SEBUAH gedung di bagian timur kota Denpasar, berada dalam
kompleks lapangan olahraga, kini jadi pusat perbincangan
khalayak ramai. Gedung itu bernama Lila Bhawana, selama ini di
pakai pertunjukan film yang karcisnya disesuaikan dengan kantong
rakyat kecil. I Gusti Ngurah Yudhana -- anak sulung pahlawan
nasional I Gusti Ngurah Rai - masih punya niat untuk
memperpanjang kontrak itu, yang berakhir akhir Desember lalu.
Namun pemerintah daerah tampaknya bertekad untuk mengambilnya,
memenuhi tuntutan organisasi-organisasi pemuda dan mahasiswa.

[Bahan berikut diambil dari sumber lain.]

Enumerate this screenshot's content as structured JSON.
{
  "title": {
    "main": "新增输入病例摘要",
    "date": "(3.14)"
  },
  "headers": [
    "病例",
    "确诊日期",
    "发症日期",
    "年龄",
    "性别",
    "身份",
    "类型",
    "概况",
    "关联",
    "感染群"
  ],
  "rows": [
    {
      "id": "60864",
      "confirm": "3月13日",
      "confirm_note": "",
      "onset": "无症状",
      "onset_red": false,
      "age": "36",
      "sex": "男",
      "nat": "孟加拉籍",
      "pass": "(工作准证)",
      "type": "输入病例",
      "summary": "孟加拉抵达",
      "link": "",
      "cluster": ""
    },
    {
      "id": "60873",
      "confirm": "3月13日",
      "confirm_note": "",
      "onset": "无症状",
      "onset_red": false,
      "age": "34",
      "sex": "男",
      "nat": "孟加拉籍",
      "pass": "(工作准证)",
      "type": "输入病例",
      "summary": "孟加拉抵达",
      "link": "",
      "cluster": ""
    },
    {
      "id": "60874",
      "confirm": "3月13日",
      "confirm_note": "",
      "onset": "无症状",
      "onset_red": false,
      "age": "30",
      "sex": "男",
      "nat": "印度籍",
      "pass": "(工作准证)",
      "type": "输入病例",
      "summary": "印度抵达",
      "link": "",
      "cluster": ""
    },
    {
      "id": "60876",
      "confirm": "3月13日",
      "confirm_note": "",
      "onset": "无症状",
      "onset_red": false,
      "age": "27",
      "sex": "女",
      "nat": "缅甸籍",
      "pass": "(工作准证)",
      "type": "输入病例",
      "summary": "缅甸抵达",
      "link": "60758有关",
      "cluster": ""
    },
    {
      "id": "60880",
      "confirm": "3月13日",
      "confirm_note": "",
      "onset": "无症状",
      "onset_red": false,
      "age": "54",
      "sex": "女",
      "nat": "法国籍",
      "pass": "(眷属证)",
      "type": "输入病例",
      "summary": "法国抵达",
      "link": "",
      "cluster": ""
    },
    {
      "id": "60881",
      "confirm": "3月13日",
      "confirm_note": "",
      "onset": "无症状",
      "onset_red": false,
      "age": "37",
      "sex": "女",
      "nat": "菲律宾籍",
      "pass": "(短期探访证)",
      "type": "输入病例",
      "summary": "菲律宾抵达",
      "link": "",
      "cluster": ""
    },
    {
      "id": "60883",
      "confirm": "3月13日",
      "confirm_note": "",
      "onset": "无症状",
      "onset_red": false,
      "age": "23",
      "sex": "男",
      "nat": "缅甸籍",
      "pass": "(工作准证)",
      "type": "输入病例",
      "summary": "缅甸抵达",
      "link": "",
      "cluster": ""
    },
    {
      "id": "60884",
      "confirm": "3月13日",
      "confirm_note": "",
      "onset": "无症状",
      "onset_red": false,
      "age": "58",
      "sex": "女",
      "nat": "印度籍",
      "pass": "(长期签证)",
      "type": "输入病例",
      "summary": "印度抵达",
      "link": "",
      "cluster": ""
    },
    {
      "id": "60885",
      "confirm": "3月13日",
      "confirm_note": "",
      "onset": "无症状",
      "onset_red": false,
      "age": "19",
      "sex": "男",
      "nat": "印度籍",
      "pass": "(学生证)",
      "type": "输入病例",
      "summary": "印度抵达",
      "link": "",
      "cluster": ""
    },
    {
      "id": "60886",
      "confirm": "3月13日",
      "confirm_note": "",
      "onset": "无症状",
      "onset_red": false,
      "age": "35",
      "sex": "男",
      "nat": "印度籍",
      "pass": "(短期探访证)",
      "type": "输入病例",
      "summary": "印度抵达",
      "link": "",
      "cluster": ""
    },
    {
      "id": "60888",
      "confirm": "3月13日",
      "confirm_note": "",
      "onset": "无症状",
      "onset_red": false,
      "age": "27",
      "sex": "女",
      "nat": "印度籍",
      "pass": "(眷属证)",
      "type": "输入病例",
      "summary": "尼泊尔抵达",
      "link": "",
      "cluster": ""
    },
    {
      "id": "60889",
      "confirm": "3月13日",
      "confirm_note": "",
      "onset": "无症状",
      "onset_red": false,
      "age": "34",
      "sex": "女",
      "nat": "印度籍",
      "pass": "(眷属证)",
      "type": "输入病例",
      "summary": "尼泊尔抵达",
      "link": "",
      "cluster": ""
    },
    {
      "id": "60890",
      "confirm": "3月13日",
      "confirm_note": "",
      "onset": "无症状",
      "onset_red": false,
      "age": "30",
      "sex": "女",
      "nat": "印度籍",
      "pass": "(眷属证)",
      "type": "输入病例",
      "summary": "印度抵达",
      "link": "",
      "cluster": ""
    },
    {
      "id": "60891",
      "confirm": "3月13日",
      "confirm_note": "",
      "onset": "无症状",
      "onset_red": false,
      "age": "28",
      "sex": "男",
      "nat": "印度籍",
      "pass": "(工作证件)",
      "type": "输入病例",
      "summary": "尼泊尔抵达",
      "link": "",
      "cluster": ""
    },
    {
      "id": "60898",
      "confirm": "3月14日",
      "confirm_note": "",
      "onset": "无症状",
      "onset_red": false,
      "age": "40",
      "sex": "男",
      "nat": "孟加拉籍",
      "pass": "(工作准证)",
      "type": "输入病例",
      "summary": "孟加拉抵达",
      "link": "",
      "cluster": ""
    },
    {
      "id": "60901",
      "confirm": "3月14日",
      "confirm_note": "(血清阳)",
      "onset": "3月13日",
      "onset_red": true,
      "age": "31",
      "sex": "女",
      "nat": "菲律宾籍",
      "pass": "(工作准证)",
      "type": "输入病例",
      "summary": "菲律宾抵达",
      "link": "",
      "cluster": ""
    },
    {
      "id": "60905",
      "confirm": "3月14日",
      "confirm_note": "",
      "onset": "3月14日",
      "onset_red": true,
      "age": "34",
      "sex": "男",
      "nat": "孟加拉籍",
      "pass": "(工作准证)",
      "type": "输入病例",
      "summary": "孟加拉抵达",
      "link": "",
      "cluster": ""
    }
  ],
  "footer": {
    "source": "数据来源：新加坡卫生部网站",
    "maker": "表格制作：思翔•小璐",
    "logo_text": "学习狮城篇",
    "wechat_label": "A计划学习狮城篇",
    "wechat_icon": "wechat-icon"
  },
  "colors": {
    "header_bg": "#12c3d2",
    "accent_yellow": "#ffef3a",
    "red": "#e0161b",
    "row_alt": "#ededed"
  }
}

Yudhana dengan PI Yudha Bhakti mengontrak gedung itu sejak Maret
1972. Sebelumnya gedung terkatung-katung tidak dirawat
pemerintah dengan alasan klasik: kekurangan biaya. Lalu Agustus
1972, mulai dipergunakan sebagai gedung bioskop dengan memutar
dengan harga murah. Kalau di bioskop yang pakai pendingin harga
karcis berkisar Rp 750 sampai Rp 1000, maka di Lila Bhawana
Theatre ini harga karcis cuma Rp 100.
Dengan dipakainya sebagai gedung bioskop, suara lantang bernada
protes mengalir dari tahun ke tahun, dialamatkan kepada
pemerintah. Soalnya, gedung itu ide semulanya adalah gedung
kesenian untuk menampung berbagai pementasan, baik yang disebut
tradisionil maupun modern. Listibiya (Majelis Pertimbangan &
Pembinaan Kebudayaan) diserahi tugas mengurus sekaligus
merancang akan diapakan gedung ini. Tapi karena kesulitan biaya
operasi, Listibiya merasa tidak mampu, dibentuklah Yayasan Lila
Bhawana, yang orang-orangnya itu-itu juga. Yayasan inilah yang
melimpahkan gedung Lila Bhawana kepada anak pahlawan Ngurah Rai
untuk dijadikan gedung bioskop.
Protes yang agak keras terdengar April lalu. Ini karena orang
tahu, gedung itu masa kontraknya habis Maret 1977. Tapi
pemerintah daerah agaknya masih bermurah hati untuk memberikan
tenggang waktu buat si pengontrak, sampai tutup tahun 1977.
Sementara hal itu diumumkan, protes makin ramai terutama
kelompok-kelompok remajadan juga kalangan mahasiswa. Alasan
protes diletakkan pada, tidak adanya tempat untuk menyalurkan
kegiatan positif para remaja. "Untuk festival folk song,
pementasan drama. Denpasar tidak punya gedung," seperti
dikatakan Ketua Sanggar Pos Remaja, Adnyana Sudibya.
Tinju
Gubernur Soekarmen sendiri sudah mengabulkan tuntutan sekelompok
anak muda yang rindu kreatifitas. Gedung Lila Bhawana diambil
pemerintah akhir Desember lalu dan diserahkan kepada Yayasan
Prasarana/Sarana Olahraga Bali, yang dipimpin staf ahli Gubernur
I Dewa Gde Subamia. "Lila Bhawana akan dijadikan pusat latihan
tinju dan tennis meja," kata Subamia. "Gedung itu di kompleks
olahraga, untuk kesenian 'kan sudah ada Werdi Budaya (Art
Centre)," tambahnya.
"Jangan tinju saja, sekali-sekali dipakai latihan drama," kata
Adnyana Sudibya. "Soalnya art centre tak pernah bisa dipakai
untuk kesenian modern, di sana kan gudangnya kesenian
tradisionil." Ucapan ini senada dengan harapan Ketua Harian
Listibiya IGBN Panji. Dalam kesempatan diskusi drama pekan lalu
IGBN Panji menghimbau penerintah agar Lila Bhawana nantinya
tidak melulu dipakai pusat olahraga. Begitulah.